Beijing China, lives and works in Beijing and Berlin
No Chinese artist is as well known as Ai Weiwei (Beijing, 1957). That fame stems not only from his art, but also from his struggle for greater political and social freedom.
Visual artist, architect and designer, curator, fervent user of social media and outspoken activist: Ai Weiwei has a very broad outlook on what it means to be an artist. The social component of his work brings to mind Joseph Beuys's erweiterter Kunstbegriff, or 'extended definition of art'. He himself refers to Andy Warhol and Marcel Duchamp as important role models. ‘Until I discovered Duchamp, I had no idea art could be a lifestyle,' he says in a 2008 interview with Karen Smith. 'That saved my life. It brought an instant end to the struggle. I understood [...] that art could be a gesture, and that a gesture could take any form the artist chose, which might be to paint or doing something completely different.’
While living in New York from 1981 to 1993, Ai Weiwei gained an in-depth knowledge of contemporary Western art. These were crucial years, but his life as an artist only truly began to unfold when he returned to China in 1993, due to his father's illness. Ai Weiwei's father was the famous poet Ai Qing, who had been exiled with his entire family in 1958 and was not reinstated until 1979. Weiwei's return coincided with the 'birth' of modern art in his country. As an artist, a curator and compiler of several books on contemporary Chinese artists, he played a major role in this, being highly aware of the opportunities and dilemmas facing artists in an age of globalization.
Ai Weiwei frequently employs the principle of the readymade, appropriating existing objects. Not only in this respect, but also in comments on his own cultural tradition does he follow in the footsteps of Duchamp. His approach to this is rigorous and harsh. Whereas Marcel Duchamp used a reproduction of the Mona Lisa, Ai Weiwei makes use of actual works of art. In his famous photographic series Dropping a Han Dynasty Urn (1995), he allows an ancient object to fall and break into pieces; in Painted Vases (2006) he dunks age-old pots in brightly colored enamel. In simple yet irreversible acts he tackles the issue of how his own cultural traditions have been dealt with today and in the recent past. In other works he questions the authenticity of those very traditions. In order to make way for the new, he believes, one must be able to destroy things, to get rid of the old.

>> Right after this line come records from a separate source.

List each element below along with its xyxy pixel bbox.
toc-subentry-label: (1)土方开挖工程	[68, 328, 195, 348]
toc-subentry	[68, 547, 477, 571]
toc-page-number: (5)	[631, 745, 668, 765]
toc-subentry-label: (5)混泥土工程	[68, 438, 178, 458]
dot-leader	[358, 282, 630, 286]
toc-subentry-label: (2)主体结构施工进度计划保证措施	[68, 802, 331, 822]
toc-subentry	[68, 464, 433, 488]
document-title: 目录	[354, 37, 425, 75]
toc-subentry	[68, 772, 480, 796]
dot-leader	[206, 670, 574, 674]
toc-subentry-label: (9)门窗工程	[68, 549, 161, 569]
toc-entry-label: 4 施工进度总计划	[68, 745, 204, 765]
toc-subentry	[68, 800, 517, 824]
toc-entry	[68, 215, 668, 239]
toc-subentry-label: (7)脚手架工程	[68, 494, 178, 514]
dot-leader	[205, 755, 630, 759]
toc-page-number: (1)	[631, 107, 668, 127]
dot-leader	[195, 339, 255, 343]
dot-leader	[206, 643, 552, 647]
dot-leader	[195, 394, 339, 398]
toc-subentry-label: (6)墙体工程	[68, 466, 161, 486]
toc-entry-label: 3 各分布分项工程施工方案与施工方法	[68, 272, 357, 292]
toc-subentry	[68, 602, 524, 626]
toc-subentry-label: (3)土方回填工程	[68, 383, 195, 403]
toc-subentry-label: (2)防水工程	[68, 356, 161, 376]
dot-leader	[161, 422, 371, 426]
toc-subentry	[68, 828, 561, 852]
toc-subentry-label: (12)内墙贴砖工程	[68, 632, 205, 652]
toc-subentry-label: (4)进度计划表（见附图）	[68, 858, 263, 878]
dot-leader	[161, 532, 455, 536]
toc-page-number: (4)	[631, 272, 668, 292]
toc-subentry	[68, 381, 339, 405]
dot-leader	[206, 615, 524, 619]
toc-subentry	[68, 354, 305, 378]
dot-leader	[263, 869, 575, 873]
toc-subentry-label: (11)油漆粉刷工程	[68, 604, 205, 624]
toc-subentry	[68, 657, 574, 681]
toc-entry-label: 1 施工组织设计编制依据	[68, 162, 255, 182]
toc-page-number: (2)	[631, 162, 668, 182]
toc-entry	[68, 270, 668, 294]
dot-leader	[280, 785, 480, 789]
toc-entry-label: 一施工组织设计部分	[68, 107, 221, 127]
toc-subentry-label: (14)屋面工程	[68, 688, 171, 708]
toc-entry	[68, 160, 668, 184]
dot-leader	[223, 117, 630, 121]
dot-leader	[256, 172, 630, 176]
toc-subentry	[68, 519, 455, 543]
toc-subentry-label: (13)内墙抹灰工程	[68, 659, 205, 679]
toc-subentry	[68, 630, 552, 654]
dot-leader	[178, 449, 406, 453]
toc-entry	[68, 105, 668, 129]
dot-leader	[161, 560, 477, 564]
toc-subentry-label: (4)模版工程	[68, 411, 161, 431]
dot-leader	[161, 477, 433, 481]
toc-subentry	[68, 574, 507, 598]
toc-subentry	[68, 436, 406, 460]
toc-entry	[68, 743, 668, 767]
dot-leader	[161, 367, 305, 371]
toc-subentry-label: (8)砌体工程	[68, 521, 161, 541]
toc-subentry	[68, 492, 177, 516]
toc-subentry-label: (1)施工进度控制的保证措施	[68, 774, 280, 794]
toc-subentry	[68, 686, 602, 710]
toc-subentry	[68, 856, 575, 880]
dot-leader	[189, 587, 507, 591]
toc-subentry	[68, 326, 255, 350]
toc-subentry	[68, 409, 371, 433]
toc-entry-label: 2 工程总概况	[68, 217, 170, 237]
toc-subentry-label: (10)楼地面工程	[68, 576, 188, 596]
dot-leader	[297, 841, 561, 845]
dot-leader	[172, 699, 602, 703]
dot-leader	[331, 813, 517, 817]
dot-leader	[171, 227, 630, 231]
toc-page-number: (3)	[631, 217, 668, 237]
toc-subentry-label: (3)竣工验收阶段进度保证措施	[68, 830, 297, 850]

The paradoxes that Ai Weiwei brings to light in his art become most distinct, perhaps, in his Sunflower Seeds. This is the work which, on having its debut in Tate Modern's Turbine Hall in 2010, made him known to a wider audience. To the Chinese people, sunflower seeds have various connotations. Not only do they serve as food; during the Cultural Revolution, they acquired symbolic meaning as well. Once Chairman Mao had appropriated the sun as his personal symbol, the Chinese people were compared to sunflowers, which looked up in admiration at The Great Helmsman. The millions of seeds in Weiwei's work are made of porcelain however. That fact gives rise to another image: that of 1600 workers in Jingdezhen (China's porcelain capital) who spent an entire year producing the 100 million tiny forms by hand and turning them into sunflower seeds with a few grey brushstrokes.
In his video works and on his blog site, where he has placed countless writings and photographs between 2006 and 2009, Ai Weiwei has broached a wide variety of cultural, political and social matters and spoken out against wrongs. By doing so he tested the limits of what authorities would tolerate in terms of criticism.